こんにちは、しーげる(@siegelist1)です。

NCAV式ネットネット株候補の1つに中山福 (7442)という東証1部銘柄があります。

この中山福は、最新の財務内容から、ネットネット株投資家として保有できる銘柄なのか、調べてみたいと思います。

以下の7つの要素を1つずつ確認してゆきます。

①業種

中山福は、キッチン用品や保存容器を主力とする家庭用金物・日用雑貨を扱う企業です。

したがって、個人的に投資対象から外している不動産業・金融業銘柄には該当しません。

この記事では、中山福の類似業社として、化粧品・日用品・一般医薬品卸で最大手であるPALTAC (8283)と、雑貨・衣料・家電などブランド品主力にPB商品を開発しているドウシシャ(7483)と比較します。

②ネットネット株指数

当企業の流動資産の内訳を見ると、売上債権が48%を占めています。主要な販売先は国内のホームセンター・スーパーマーケット・通信販売・生活協同組合・専門小売店等であり、特別な懸念点はありません。

負債の内訳を見ると、有利子負債が44%に達している点には留意が必要です。

流動資産から総負債を除いたNCAV(正味流動資産)は96.1億円です。

時価総額をNCAVで割ったネットネット株指数(P/NCAV)は0.75になり、割安ではありますが、現時点ではネットネット株に該当していません

NNWC式やかぶ1000式でも、ネットネット株指数が1.0を下回っています。

NetCash
NetQuick1.50
NCAV0.75
NNWC0.75
かぶ1000式0.83

③バリュートラップの危険性

2021年以前は、ネットネット株指数が1.0以上に達しており、ネットネット株指数の回帰性にある程度、期待できそうです。

過去5年間のNCAVは横ばい傾向です。

④売上高・営業利益・BPS

売上高は微増傾向で推移しています。

中山福は、類似業2社と比較して、売上高の伸びが最も緩慢です。

営業利益の推移を見ると、1998年以降、営業黒字を維持しています。

営業利益率は、類似業2社と比較すると、低水準で推移しています。

過去10年間のBPSは、1.43倍に成長しています。

⑤ROE

ROEは、好況期には7%を越えて推移しています。資金効率の内容をデュポン分解してみます。
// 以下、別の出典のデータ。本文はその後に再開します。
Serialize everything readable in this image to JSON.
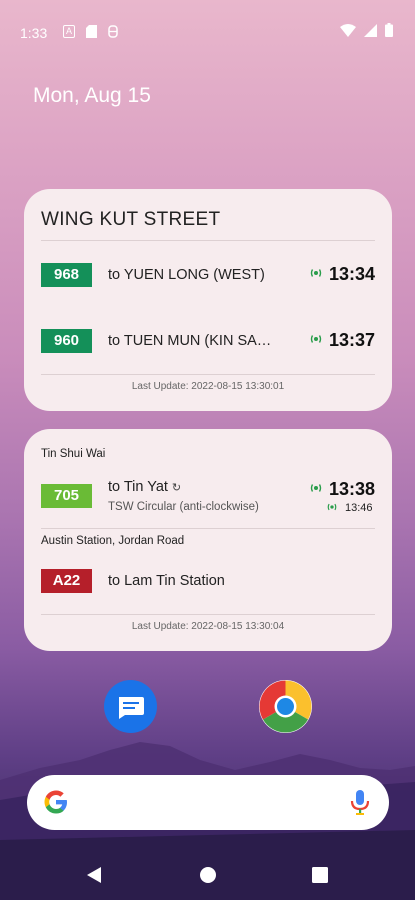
{
  "status_bar": {
    "time": "1:33"
  },
  "date": "Mon, Aug 15",
  "widget1": {
    "title": "WING KUT STREET",
    "rows": [
      {
        "route": "968",
        "dest": "to YUEN LONG (WEST)",
        "eta": "13:34",
        "color": "#149059"
      },
      {
        "route": "960",
        "dest": "to TUEN MUN (KIN SANG ESTATE)",
        "eta": "13:37",
        "color": "#149059"
      }
    ],
    "last_update": "Last Update: 2022-08-15 13:30:01"
  },
  "widget2": {
    "stop1": "Tin Shui Wai",
    "row1": {
      "route": "705",
      "dest": "to Tin Yat",
      "sub": "TSW Circular (anti-clockwise)",
      "eta": "13:38",
      "eta2": "13:46",
      "color": "#6abb36"
    },
    "stop2": "Austin Station, Jordan Road",
    "row2": {
      "route": "A22",
      "dest": "to Lam Tin Station",
      "color": "#b51f2a"
    },
    "last_update": "Last Update: 2022-08-15 13:30:04"
  },
  "dock": {
    "apps": [
      "messages-icon",
      "chrome-icon"
    ]
  },
  "icons": {
    "realtime": "realtime-signal-icon",
    "circular": "circular-route-icon"
  }
}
当期純利益率を見ると、過去24年間で最終損失を計上した年はありません。

一方、総資産回転率は1.6回程度です。

財務レバレッジは1.5倍程度です。

⑥キャッシュフロー

営業CFは大半の年でプラスフリーキャッシュフローも多くの年でプラス圏をキープしています。

キャッシュフローが比較的安定しているため、経営陣の方針次第で、積極的な株主価値向上策を期待することができそうです。

1998年以降、無配年度はありません。

⑦株価

株価は、過去3年間の最安値水準で推移しています。

出典:SBI証券

その他

買収防衛策は導入されていません

海外投資家割合は5.4%に留まっていることにくわえ、直近株主総会決議の賛成割合が91%に達しており、アクティビストの介入余地は乏しそうです。

BBHフィデリティ・ロープライスドストックファンドが2.5%の株式を保有しています。

まとめ

比較的負債が多い銘柄ですが、営業利益率やROE、キャッシュフローはまずまずの水準を保っています。株価は低迷しており、個人的には、ネットネット株水準に達するようなことがあれば、購入しておきたい銘柄です。

今回もお読みくださり、どうもありがとうございました。